Binam is an immigrant who was being held at a detention center in the South Georgia town of Ocilla. According to NPR, the 30-year-old was seeking treatment for an irregular menstrual cycle. After what she thought would be a routine procedure to remove tissue from her uterus for that condition, doctors informed Binam they also removed one of her fallopian tubes without her consent, the result of which may be an inability to have children.
Afterward, in a scene you would normally see in an action movie, Binam was nearly deported to Cameroon. While she was standing on the tarmac awaiting departure, members of Congress intervened and put a stop to her travel. Democratic Representative Pramila Jayapal said it felt like ICE was trying to rush through Binam’s deportation.
Apparently Binam is not the only one to experience this. Many other immigrant women say they’ve been subjected to unwanted hysterectomies and other gynecological procedures at that same facility in our state. More than 170 lawmakers have now signed a letter calling for an investigation into these women’s stories, including one from a whistleblowing nurse at the facility. ICE, however, denies all these claims.

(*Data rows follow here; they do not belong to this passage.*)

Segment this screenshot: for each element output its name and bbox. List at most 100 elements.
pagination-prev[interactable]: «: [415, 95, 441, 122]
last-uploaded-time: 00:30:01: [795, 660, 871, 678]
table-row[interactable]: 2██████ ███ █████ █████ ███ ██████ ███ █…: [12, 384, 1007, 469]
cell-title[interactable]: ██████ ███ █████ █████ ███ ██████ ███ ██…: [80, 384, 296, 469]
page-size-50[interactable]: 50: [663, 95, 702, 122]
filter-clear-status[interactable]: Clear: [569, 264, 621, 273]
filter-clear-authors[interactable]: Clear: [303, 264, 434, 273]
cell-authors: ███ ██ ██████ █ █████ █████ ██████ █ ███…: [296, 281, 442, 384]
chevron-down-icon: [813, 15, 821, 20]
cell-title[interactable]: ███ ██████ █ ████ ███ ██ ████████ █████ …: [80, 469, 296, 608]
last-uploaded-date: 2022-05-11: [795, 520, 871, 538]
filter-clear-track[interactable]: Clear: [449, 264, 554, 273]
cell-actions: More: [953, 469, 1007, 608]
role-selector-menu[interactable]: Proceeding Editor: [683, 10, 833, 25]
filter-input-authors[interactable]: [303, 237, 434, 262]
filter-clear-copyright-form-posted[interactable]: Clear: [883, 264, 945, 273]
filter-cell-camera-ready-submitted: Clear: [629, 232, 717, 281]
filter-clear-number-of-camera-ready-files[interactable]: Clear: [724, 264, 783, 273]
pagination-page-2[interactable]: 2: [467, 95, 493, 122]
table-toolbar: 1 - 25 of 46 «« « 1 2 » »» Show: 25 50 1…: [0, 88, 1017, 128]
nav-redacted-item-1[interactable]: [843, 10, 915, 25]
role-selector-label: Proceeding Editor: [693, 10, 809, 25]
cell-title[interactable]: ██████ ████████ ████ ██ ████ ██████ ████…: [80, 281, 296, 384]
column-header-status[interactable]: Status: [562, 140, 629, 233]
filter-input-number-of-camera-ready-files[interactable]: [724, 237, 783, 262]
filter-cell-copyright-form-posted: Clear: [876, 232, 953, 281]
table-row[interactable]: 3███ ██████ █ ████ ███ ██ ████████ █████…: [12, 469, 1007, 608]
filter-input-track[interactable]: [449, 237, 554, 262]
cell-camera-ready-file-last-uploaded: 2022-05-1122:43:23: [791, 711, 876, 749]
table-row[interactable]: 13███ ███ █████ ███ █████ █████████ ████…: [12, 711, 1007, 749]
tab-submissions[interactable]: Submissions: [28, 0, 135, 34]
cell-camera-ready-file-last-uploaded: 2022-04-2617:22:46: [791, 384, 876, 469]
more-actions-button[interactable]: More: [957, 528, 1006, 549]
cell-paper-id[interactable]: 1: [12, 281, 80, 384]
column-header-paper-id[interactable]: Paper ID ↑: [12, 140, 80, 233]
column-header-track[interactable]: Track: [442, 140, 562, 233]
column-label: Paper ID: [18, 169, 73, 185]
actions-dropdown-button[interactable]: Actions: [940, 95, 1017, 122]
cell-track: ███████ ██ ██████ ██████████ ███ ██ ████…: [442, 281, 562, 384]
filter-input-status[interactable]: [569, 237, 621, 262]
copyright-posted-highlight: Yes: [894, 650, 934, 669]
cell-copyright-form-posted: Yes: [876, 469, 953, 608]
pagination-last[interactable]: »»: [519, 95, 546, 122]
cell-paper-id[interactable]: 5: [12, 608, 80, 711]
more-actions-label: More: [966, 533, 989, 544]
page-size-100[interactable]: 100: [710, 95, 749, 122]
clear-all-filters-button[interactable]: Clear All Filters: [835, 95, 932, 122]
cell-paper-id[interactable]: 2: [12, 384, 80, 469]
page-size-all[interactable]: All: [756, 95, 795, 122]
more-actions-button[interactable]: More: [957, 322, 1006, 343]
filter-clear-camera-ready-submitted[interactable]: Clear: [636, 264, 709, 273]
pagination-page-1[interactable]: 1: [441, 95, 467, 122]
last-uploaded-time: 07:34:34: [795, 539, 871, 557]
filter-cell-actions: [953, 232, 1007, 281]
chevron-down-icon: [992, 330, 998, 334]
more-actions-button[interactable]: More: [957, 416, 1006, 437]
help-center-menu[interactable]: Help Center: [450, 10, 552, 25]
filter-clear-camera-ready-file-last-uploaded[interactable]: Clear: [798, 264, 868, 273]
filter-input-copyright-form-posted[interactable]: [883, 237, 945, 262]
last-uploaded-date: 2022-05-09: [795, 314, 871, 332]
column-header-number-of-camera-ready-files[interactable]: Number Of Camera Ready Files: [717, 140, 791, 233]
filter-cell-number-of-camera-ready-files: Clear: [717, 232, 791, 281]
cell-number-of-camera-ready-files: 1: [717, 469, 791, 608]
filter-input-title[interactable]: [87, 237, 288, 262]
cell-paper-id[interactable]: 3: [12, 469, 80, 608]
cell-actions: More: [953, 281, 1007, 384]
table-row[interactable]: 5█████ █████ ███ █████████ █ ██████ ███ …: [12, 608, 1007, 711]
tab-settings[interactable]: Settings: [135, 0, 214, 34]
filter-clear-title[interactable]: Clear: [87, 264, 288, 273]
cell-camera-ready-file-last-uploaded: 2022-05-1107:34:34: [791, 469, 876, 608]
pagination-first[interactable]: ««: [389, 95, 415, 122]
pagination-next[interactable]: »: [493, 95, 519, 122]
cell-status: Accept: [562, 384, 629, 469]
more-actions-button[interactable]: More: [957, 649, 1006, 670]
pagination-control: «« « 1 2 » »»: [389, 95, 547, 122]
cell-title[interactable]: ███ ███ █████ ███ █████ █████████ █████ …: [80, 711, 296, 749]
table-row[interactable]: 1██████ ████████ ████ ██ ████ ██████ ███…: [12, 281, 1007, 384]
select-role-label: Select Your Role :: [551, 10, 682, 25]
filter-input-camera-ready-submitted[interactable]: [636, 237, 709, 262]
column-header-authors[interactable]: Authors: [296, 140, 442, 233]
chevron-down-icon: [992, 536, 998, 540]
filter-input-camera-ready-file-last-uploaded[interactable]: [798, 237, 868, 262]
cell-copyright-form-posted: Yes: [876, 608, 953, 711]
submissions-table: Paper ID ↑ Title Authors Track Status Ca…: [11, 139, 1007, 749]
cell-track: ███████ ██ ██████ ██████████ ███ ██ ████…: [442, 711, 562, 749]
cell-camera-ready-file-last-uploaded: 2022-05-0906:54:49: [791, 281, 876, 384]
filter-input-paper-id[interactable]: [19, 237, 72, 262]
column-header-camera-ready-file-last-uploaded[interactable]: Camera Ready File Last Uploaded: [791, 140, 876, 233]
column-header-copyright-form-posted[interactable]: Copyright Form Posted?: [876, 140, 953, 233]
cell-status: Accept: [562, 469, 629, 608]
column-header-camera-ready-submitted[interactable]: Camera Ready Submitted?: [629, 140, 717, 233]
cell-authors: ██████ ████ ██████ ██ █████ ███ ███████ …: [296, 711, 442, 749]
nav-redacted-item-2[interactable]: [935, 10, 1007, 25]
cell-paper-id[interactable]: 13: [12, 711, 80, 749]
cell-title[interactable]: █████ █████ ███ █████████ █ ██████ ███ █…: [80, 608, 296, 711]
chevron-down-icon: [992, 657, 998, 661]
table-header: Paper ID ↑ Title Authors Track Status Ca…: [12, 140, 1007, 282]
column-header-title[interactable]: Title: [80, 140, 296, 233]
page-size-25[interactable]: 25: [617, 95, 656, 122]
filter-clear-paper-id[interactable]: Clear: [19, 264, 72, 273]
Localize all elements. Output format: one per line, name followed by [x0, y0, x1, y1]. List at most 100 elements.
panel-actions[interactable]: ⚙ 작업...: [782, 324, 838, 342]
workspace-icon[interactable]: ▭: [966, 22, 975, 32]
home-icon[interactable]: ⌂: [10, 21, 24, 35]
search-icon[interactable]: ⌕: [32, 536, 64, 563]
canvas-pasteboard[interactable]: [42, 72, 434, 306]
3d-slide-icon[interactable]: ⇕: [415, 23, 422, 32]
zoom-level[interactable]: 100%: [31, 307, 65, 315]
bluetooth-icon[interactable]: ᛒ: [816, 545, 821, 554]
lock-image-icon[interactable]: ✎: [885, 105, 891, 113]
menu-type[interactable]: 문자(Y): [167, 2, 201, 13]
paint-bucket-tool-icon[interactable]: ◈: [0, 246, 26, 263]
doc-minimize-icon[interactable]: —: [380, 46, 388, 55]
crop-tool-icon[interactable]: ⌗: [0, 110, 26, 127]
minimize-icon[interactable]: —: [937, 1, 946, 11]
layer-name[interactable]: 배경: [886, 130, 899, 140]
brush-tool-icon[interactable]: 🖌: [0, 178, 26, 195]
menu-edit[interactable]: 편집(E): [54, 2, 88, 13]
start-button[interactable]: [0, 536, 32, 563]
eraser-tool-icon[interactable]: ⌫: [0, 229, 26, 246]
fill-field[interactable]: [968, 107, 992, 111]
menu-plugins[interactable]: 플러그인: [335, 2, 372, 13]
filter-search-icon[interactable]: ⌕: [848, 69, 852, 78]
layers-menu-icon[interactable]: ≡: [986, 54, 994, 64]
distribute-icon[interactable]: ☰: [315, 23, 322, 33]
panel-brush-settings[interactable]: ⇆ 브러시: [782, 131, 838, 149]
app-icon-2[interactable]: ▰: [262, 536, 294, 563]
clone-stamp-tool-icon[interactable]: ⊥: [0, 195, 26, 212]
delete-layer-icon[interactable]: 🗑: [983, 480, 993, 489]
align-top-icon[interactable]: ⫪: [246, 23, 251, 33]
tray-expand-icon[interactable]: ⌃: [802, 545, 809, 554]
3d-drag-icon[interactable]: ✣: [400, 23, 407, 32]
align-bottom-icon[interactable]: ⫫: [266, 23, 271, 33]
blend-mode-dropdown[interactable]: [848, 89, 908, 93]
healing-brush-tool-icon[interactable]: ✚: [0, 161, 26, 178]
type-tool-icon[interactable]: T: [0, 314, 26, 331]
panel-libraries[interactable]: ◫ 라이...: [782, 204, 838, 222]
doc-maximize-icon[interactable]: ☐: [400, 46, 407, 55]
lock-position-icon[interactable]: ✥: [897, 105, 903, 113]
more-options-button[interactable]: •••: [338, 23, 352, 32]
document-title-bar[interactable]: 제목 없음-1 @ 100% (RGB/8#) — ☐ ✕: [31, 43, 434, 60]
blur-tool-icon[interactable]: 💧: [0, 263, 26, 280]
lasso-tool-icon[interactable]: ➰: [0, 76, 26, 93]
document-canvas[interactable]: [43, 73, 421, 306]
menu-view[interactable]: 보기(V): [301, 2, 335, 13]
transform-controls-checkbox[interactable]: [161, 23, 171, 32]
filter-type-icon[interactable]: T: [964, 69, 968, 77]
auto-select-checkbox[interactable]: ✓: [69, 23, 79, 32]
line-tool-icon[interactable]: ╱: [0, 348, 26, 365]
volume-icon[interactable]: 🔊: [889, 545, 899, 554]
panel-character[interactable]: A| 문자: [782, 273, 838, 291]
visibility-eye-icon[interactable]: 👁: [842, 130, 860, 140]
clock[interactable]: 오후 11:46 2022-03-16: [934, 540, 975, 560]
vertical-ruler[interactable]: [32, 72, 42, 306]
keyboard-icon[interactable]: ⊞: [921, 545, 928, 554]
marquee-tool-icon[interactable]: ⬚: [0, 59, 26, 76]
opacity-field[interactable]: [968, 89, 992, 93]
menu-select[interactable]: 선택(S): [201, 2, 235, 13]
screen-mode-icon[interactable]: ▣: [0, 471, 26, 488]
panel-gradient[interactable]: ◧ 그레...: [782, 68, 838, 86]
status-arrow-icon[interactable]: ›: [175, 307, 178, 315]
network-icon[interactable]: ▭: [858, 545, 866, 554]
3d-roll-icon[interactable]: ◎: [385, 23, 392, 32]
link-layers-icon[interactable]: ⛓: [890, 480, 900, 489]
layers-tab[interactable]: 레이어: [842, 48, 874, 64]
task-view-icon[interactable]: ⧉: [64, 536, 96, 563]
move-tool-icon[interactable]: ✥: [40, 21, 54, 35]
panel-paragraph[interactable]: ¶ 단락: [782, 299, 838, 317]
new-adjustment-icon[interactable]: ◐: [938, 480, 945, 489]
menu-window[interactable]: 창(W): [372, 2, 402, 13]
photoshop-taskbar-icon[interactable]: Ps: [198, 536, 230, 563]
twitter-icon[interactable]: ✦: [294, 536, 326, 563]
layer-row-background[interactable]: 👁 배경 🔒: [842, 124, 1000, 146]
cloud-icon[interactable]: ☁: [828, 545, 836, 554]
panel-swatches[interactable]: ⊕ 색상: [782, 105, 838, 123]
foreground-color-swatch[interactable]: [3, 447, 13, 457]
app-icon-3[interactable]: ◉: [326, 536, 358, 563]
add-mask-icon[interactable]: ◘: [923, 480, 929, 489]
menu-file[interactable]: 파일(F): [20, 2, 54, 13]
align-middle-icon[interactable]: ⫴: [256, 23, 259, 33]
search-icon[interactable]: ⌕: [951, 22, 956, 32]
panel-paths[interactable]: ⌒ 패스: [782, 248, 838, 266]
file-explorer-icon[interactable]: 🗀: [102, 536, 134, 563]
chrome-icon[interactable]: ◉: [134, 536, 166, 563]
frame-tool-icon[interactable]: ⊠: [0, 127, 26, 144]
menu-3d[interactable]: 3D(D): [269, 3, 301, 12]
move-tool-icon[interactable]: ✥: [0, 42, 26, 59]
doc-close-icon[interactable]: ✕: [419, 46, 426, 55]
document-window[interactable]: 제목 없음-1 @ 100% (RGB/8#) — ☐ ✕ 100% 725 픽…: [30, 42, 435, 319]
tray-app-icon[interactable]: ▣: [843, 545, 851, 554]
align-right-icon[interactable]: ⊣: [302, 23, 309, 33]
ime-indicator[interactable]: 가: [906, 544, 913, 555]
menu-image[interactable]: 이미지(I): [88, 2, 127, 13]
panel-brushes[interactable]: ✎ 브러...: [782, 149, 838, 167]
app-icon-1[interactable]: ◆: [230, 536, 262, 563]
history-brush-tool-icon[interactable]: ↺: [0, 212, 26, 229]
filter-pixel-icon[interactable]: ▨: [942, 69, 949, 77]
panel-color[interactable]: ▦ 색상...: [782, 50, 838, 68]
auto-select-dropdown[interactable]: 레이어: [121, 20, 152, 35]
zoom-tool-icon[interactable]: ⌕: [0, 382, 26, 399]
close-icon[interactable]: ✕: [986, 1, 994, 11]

Allow me to emphasize this again: women of color are being sterilized without their consent while being detained because of the color of their skin. Atrocities such as these committed on fellow human beings is not something of the past. This is not a story from Europe during World War II or syphilis experiments last century in Alabama. This is happening now, in our own backyard.
I’ve argued for many years that history is the most important subject offered in school because it gives an exact blueprint of what results come from which actions. Depictions of both successes and mistakes are at our fingertips, yet we groan at having to memorize dates and argue that it’s a waste of time to learn about dead people. And as a result, we repeat the same behaviors that should have been left in our textbooks.
However, I’m learning another subject from our youth is in dire need of the spotlight. A friend recently sent me a video of a young man, outlining the structure of our government to others in an effort to motivate them to vote. The simple explanation of what each branch is responsible for was shocking to me as this too was explained in Civics class. Yet the friend who sent it confessed she needed to brush up on the topic herself. I said I hope she finds this country a great machine, but that we have to pay better attention to its maintenance. That way I have an answer for my son and his children when they ask if I realized what was happening around me now, and why I didn’t’t do anything to stop the worst in human behavior.